Islide out of Apple’s bed, into my shoes, and out the door of her room, pulling it closed with a soft click. Bryce has put on some music, a kind of jazzy Christmas mix. I’m going to make some excuse and go. Like any good hit woman, I have a go bag. It’s in the well of my trunk, where the spare should be. If I have any chance of getting away, it has to be now. I even have a safe house, a place I bought under a shell company name, remote in Michigan’s Upper Peninsula, and another car parked in a garage outside of town. Eventually, they’ll find the car I’ve abandoned, the house, me, but it will buy me some time to formulate a plan.

My heart thuds with fear, but I know this decision is the right one. It’s been a long time coming. This is my hard place. Time to go.

Bryce has turned the lights down low, lounges on the couch over by the tree.

“I have to leave,” I say, moving toward the door. “Something has come up.”

Usually, he’d use the opportunity to make a dirty joke. Instead, he stays silent. Did he fall asleep?

“You and Apple need to go too. I can’t explain, but I’m asking you to trust me.” He still doesn’t answer. “Bryce, are you listening?”

It’s then that I notice the way his head is tipped awkwardly back. How much has he had to drink?

I move in closer, put a hand on his shoulder.

“This is serious.”

That’s when I see a single bullet hole in the center of his forehead, the couch behind him washed in red.

I freeze; it takes a millisecond to process.

Standing there beside the big window, I realize I’m a clean target and hit the ground just as a bullet whips silently past me to shatter the stylish glass lamp on an end table. The pieces fly everywhere, one of them slicing the skin under my eye.

There’s no fear, just adrenaline pumping as I army crawl, keeping low.

Once I’m clear of the window, I get up and run down the hall, push silently into Apple’s room, and lift her from her bed. She clings to me like a little monkey, still sleeping, head resting heavy on my shoulder. I move, fast and quiet, to the master bedroom. I’m unarmed, but I happen to know that Bryce, like many idiots, keeps a loaded gun in his bedside table.
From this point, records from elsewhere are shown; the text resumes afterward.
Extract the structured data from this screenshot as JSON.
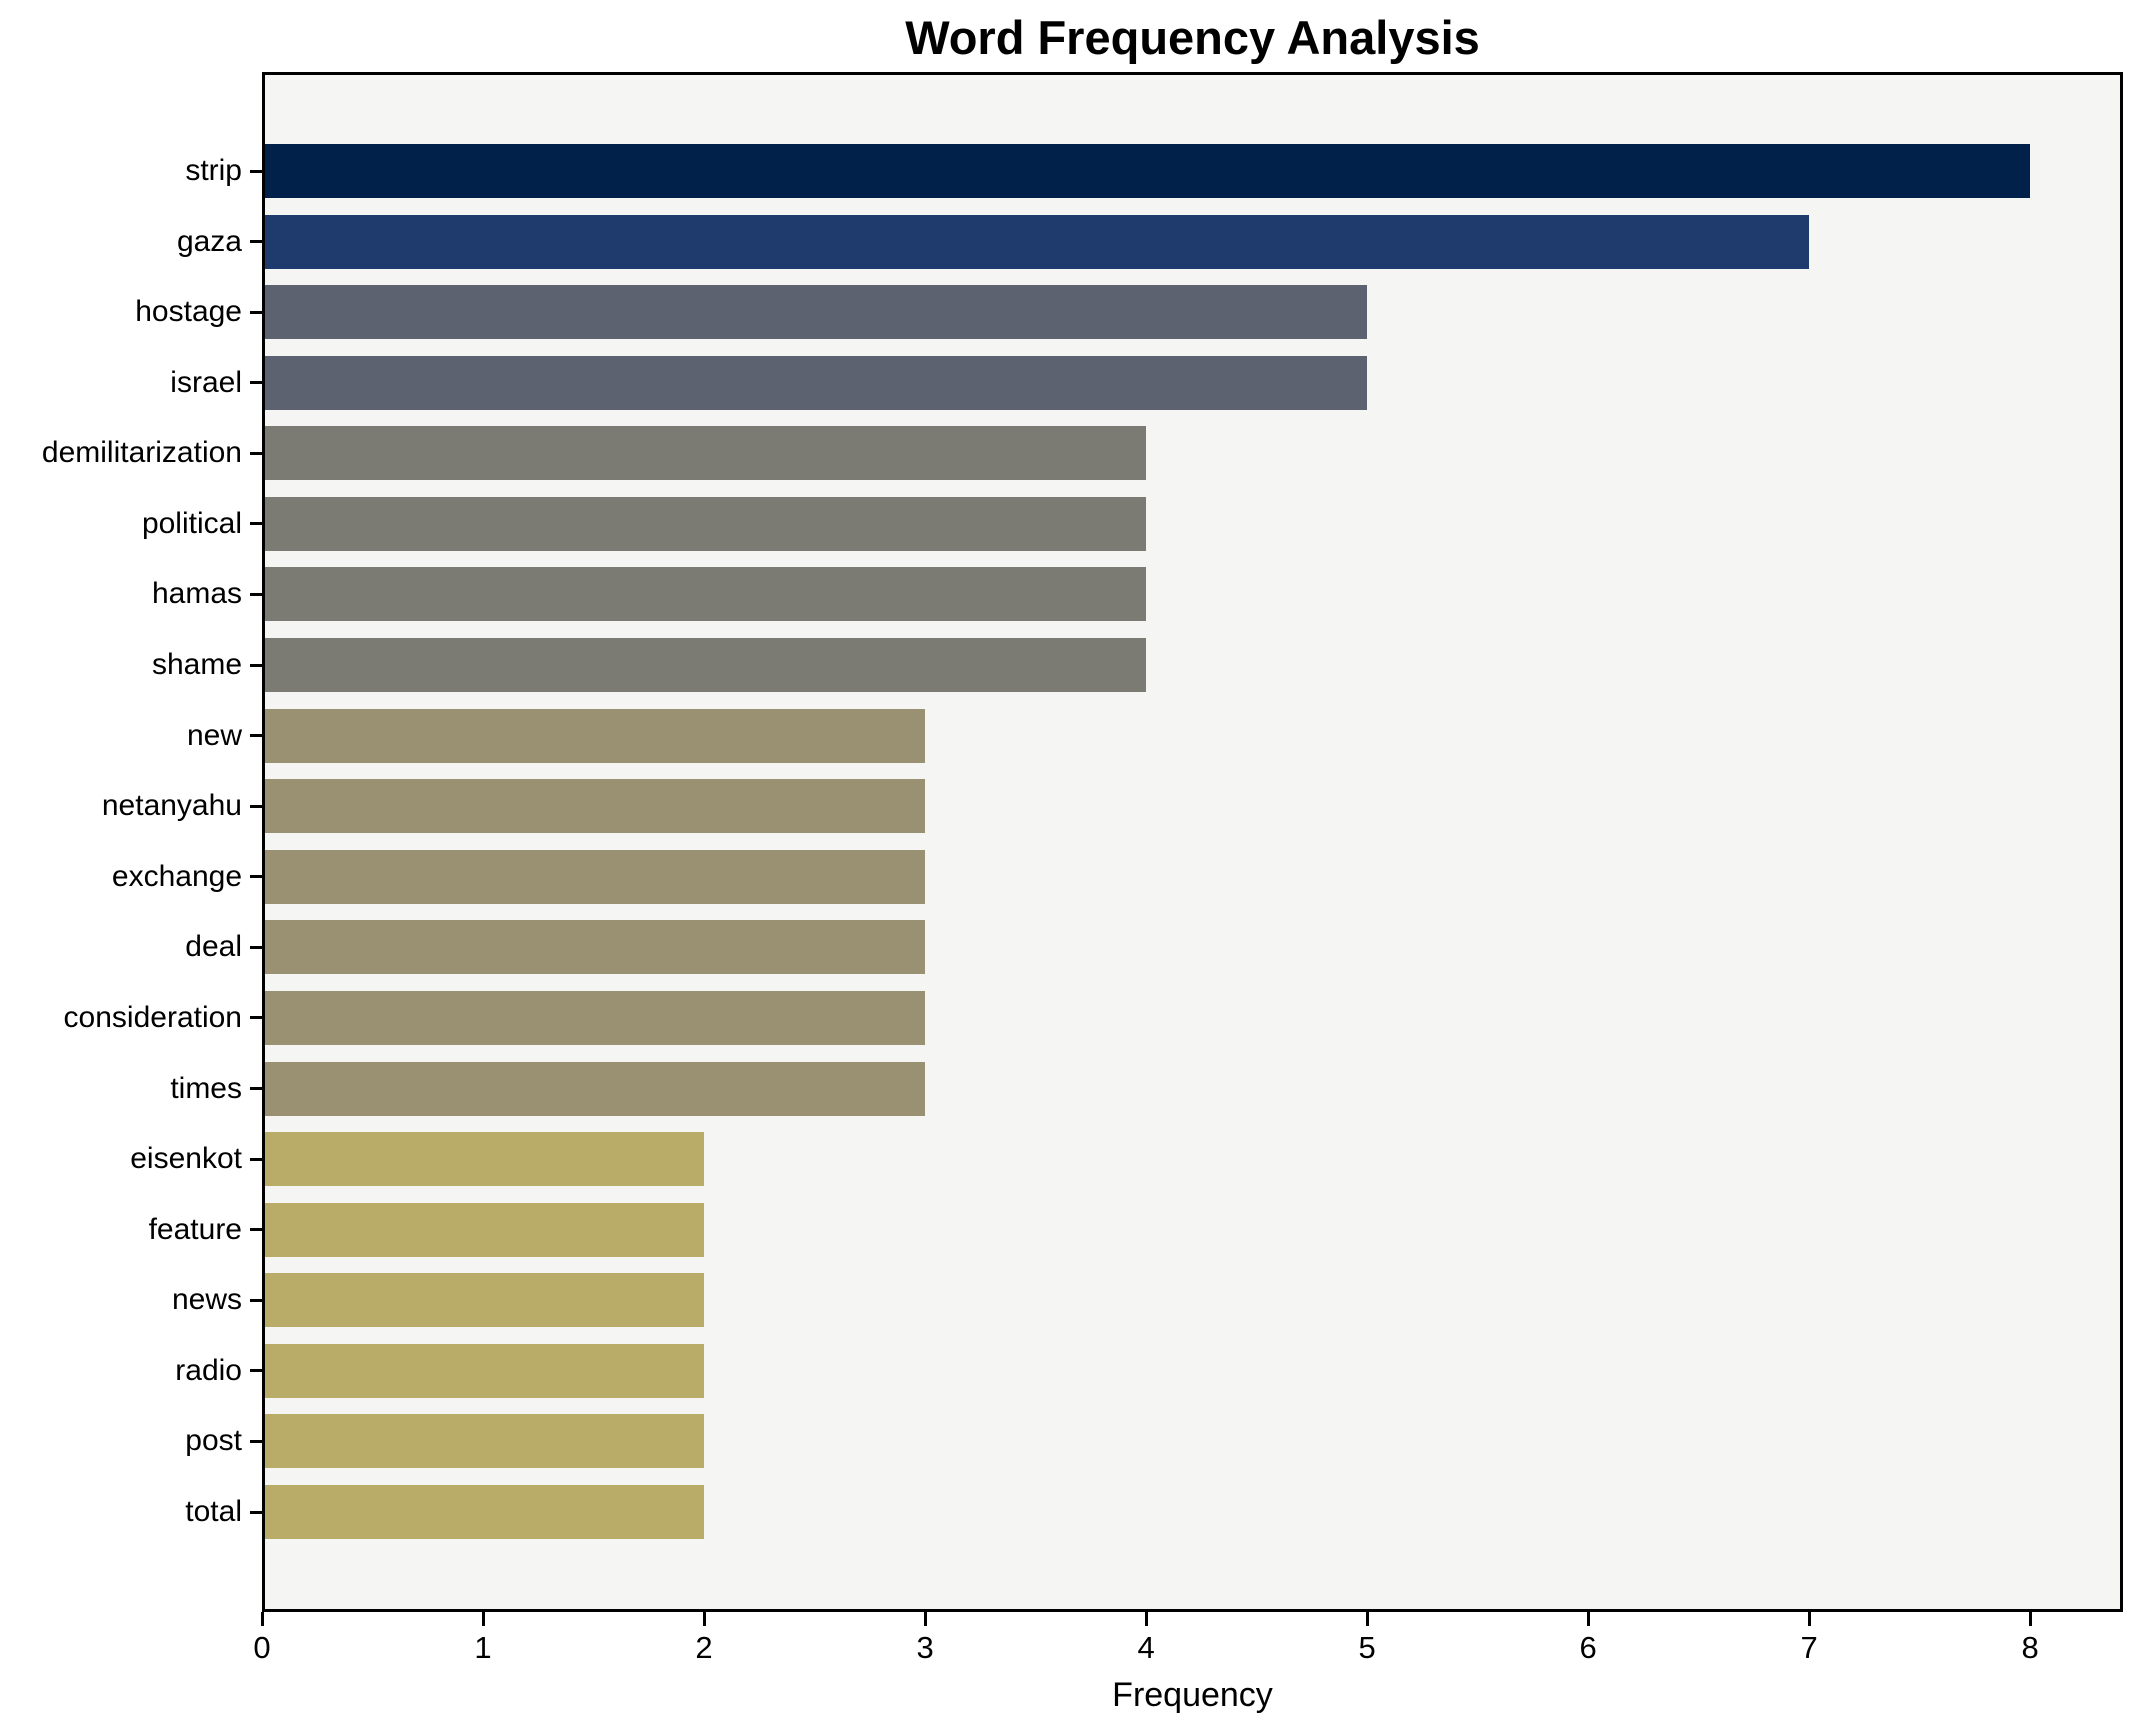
{
  "chart_data": {
    "type": "bar",
    "orientation": "horizontal",
    "title": "Word Frequency Analysis",
    "xlabel": "Frequency",
    "ylabel": "",
    "categories": [
      "strip",
      "gaza",
      "hostage",
      "israel",
      "demilitarization",
      "political",
      "hamas",
      "shame",
      "new",
      "netanyahu",
      "exchange",
      "deal",
      "consideration",
      "times",
      "eisenkot",
      "feature",
      "news",
      "radio",
      "post",
      "total"
    ],
    "values": [
      8,
      7,
      5,
      5,
      4,
      4,
      4,
      4,
      3,
      3,
      3,
      3,
      3,
      3,
      2,
      2,
      2,
      2,
      2,
      2
    ],
    "bar_colors": [
      "#01214b",
      "#1f3a6c",
      "#5c6270",
      "#5c6270",
      "#7b7b74",
      "#7b7b74",
      "#7b7b74",
      "#7b7b74",
      "#999171",
      "#999171",
      "#999171",
      "#999171",
      "#999171",
      "#999171",
      "#b9ab68",
      "#b9ab68",
      "#b9ab68",
      "#b9ab68",
      "#b9ab68",
      "#b9ab68"
    ],
    "x_ticks": [
      0,
      1,
      2,
      3,
      4,
      5,
      6,
      7,
      8
    ],
    "xlim": [
      0,
      8.42
    ],
    "grid": "off",
    "legend": "none",
    "plot_background": "#f5f5f4",
    "figure_background": "#ffffff",
    "spine_color": "#000000"
  }
}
The front door to the house opens and closes.

Think.

I could slip out the back with Apple, run through the woods. But I won’t be able to scale the wall with her. No chance I’ll get us to my car without getting shot. Whoever it is, they’ll be watching for that. There’s no more chance of flight. So the only choice now is to stay and fight.

I slide open the drawer and let out a sigh of relief. There it is. A flat gray Glock. He loved to take it to the range and brag about his prowess after. I lift it from its place, check that it’s loaded with a bullet in the chamber, stow it in the waistband of my jeans. I look around.

There’s no back exit from this room, and slow footfalls are getting louder in the hall. I move us into the huge walk-in closet, then lay Apple on the carpeted floor, behind the center island, where Bryce keeps his obscene collection of watches, belts, underwear, and socks in a tidy tower of drawers. Apple stirs and rolls over into a ball.